Who Really Wrote Holy Writ?

“Sacred Scripture is the speech of God as it is put down in writing under the breath of the Holy Spirit.” —Dei Verbum

Valentin de Boulogne (1591-1632), “Saint Paul Writing His Epistles”
Valentin de Boulogne (1591-1632), “Saint Paul Writing His Epistles” (photo: Public Domain)

If the Council Fathers were right in telling us that the Bible belongs to God, and that on every page he speaks to us, sending out communications beneath the breath of the Holy Spirit, how should we respond? As privileged recipients of a Word entrusted to his Bride, the Church, what attitude ought we to have in hearing or reading this Word? Here we are, eavesdropping, as it were, on a conversation that has been going on from all eternity, and because the exchange is among the three divine persons on whom our salvation happens to depend, how best may we receive it?

Surely the only finally appropriate attitude to take is one of discipleship, not scholarship. However necessary it may be to master a myriad of technical details about the text — the precise meaning of words, for instance, transcribed from ancient tongues — in terms of the finality of motivation in approaching the text, primacy belongs to the disciple. To one whose mind and will have been fortified with a faith attuned to hearing exactly the Word who was in the beginning and without whom there could not be a beginning. One’s whole attitude, in other words, must be that of complete docility before Christ, who alone is Master and Teacher. The true disciple of the Lord, therefore, does not set about trying to dominate the Book, forcing it onto some Procrustean Bed of his own devising. Rather one is to remain with perfect receptivity before the self-revealing Word of God himself. 

Do not confuse docility, however, with servility, as though one were required to check one’s intelligence in the cloak room before sitting down before the Book. Reason is not the enemy of faith, but its handmaid.

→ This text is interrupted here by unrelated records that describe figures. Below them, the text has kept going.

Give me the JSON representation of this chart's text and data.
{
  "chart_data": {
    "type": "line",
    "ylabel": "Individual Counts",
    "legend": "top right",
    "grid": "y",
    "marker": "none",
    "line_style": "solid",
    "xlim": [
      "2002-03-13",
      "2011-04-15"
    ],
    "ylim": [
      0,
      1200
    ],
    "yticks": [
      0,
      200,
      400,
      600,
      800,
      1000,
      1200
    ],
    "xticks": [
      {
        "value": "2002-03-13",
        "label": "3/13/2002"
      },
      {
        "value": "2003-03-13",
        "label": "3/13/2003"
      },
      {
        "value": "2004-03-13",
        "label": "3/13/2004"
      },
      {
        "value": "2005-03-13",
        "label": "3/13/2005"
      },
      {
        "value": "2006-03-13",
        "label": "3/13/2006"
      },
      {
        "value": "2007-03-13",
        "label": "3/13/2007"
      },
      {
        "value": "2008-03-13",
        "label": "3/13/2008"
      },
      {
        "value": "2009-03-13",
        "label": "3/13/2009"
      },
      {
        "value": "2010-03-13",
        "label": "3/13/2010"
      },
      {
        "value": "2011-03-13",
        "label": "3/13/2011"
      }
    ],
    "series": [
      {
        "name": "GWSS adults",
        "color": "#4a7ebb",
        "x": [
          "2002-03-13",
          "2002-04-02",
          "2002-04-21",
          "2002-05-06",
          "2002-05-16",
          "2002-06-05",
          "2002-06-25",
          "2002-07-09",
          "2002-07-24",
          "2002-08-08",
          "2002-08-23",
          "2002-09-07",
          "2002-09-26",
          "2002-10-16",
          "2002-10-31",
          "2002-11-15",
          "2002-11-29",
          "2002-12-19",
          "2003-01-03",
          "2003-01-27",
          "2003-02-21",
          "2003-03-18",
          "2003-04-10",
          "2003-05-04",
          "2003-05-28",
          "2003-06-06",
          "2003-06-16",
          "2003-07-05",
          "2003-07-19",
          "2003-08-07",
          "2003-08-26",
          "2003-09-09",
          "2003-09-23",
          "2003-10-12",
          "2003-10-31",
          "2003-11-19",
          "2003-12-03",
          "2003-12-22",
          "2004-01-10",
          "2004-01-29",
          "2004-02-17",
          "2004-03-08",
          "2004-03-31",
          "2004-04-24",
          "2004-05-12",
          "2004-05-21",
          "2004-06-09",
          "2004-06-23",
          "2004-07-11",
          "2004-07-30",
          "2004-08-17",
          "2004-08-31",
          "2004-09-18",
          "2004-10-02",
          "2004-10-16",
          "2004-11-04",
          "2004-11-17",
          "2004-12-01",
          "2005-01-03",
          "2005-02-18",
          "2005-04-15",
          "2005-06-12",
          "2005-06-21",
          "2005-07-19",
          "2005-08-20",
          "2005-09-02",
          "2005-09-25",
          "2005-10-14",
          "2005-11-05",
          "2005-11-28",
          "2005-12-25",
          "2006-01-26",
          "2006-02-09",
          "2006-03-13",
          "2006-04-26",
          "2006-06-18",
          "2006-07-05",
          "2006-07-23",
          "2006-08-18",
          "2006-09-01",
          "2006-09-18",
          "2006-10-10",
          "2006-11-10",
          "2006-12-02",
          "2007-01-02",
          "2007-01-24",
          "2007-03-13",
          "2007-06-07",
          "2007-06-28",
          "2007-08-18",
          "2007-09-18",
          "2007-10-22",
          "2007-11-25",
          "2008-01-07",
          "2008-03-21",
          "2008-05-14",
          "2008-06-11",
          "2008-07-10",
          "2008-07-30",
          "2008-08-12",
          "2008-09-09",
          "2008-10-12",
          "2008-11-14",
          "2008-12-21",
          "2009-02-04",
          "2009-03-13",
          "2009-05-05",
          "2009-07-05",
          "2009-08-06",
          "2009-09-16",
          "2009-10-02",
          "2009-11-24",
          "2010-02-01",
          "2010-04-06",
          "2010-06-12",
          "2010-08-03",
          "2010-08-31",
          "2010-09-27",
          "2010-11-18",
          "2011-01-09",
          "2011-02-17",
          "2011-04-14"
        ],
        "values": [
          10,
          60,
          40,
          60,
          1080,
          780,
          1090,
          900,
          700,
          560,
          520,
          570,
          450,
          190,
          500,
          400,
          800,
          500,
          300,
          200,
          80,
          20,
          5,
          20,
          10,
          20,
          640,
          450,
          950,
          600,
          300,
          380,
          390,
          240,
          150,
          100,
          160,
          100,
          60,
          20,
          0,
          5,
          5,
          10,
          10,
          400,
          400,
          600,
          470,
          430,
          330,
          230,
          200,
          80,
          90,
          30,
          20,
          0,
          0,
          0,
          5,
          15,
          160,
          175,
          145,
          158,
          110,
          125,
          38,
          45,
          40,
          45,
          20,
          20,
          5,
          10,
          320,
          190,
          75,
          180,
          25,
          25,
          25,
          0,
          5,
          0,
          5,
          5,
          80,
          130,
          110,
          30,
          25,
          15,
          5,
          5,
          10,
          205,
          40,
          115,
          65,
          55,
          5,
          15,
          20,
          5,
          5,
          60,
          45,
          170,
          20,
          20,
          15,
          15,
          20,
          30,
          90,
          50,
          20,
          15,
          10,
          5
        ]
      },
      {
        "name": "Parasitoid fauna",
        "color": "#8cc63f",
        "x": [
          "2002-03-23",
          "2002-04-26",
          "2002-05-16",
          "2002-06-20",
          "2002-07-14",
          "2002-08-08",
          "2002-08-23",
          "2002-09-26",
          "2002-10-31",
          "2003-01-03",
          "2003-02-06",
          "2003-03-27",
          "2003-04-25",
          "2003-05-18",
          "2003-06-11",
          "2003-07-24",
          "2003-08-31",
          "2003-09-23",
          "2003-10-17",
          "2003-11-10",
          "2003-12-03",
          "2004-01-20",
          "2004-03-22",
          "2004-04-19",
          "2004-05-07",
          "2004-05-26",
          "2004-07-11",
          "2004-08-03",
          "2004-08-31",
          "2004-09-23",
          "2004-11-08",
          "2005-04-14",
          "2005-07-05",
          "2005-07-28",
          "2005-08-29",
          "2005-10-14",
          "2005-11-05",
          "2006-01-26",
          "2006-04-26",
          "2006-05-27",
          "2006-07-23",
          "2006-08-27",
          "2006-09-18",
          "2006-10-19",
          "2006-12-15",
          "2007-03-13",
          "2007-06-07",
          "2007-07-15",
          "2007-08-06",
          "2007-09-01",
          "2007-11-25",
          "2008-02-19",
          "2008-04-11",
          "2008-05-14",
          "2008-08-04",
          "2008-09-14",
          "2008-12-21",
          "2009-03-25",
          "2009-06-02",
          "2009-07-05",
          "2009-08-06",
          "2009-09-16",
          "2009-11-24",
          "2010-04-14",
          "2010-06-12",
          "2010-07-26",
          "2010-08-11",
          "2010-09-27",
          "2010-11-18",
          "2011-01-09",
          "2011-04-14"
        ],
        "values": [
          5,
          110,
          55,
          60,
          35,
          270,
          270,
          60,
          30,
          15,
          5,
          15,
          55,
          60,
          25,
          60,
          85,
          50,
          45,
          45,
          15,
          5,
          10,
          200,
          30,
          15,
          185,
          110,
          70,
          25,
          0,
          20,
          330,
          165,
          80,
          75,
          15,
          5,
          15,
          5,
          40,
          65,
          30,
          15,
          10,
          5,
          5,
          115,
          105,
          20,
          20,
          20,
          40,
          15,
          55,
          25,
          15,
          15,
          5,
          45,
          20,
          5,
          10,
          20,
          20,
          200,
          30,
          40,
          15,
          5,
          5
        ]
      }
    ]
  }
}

Remaining simple and childlike before the text — not childish and infantile — with eyes wide open to take in all that has been revealed, is the only way forward. Otherwise, the text will refuse to yield its secrets, leaving the mystery either undiscovered or, and this is far worse, completely blown apart. In fact, the whole point of the exercise is to integrate the two, both discipleship and scholarship, so that they move in tandem, neither one lording it over the other.

The philosopher Etienne Gilson provides a wonderful and instructive example of how this works. The triumph of the Gothic, which became a lance aimed at the heart of God, could only have been, he tells us, “the happy result of piety joined to geometry.” Leave one or the other out, and there is no cathedral.

Perfect mastery of the text, in other words, is a matter of both learning and love; of reverence for what you have received coupled with an aim to understand what you reverence. Only the man moved by love is likely to learn things that are truly important to him. “Rome was not loved because she was great,” Chesterton reminds us. “She was great because she was loved.” It is, by the way, a principle applicable to almost anything worth knowing or doing, from playing the piano to baking a pie to tossing a frisbee. Love what you do and learn all that you can about the thing that you love. In other words, enter as deeply as you can into the thing itself, allowing the sheer otherness of it to instill its meaning into your mind and heart.

“The first criterion of success in any endeavor,” declared W.H. Auden, “is intensity of love, or, less pompously, love.” To appreciate a work of art, of beauty — and the Christ shown to us in the Scriptures is supremely, stunningly beautiful — one needs to approach it much like a piece of stained glass window, which means from the inside, from the angle of the artist who fashioned it. Stand on the outside, straddling the pavement, and the work will appear pallid and opaque, boring and dull. But the moment you step inside, encountering the work as though for the very first time, with a sense of childlike wonder and amazement, you will all at once be struck by the sudden dazzling display of light and color, of clarity and proportion, the sheer radiance of the scene will overwhelm and, yes, stupefy the soul.

In short, we must become, as Jesus himself advises, like little children, overflowing with fresh and continuous delight. “The child,” exults Chesterton, “sees the world in the light of an eternal morning … which has a sort of wonder in it as if the world were as new as the child itself.” And the thing that renders so wonderful the experience of childhood, he concludes, “is that anything in it was a wonder. It was not merely a world full of miracles; it was a miraculous world.” 

What counts is the wonder. Before anything else one must allow oneself to be ravished, swept away by the encounter with existence, with the Christ figure who, like an athlete, may be seen running through all the pages of his Book. It is as though, once again, one were to see the world as if it had just been made. 

“At a certain historical moment,” writes Luigi Giussani, “one man, Jesus of Nazareth, not only revealed the mystery of God but identified himself with it.” And because every word of Holy Writ will testify to that fact, we must love and esteem the Book he wrote.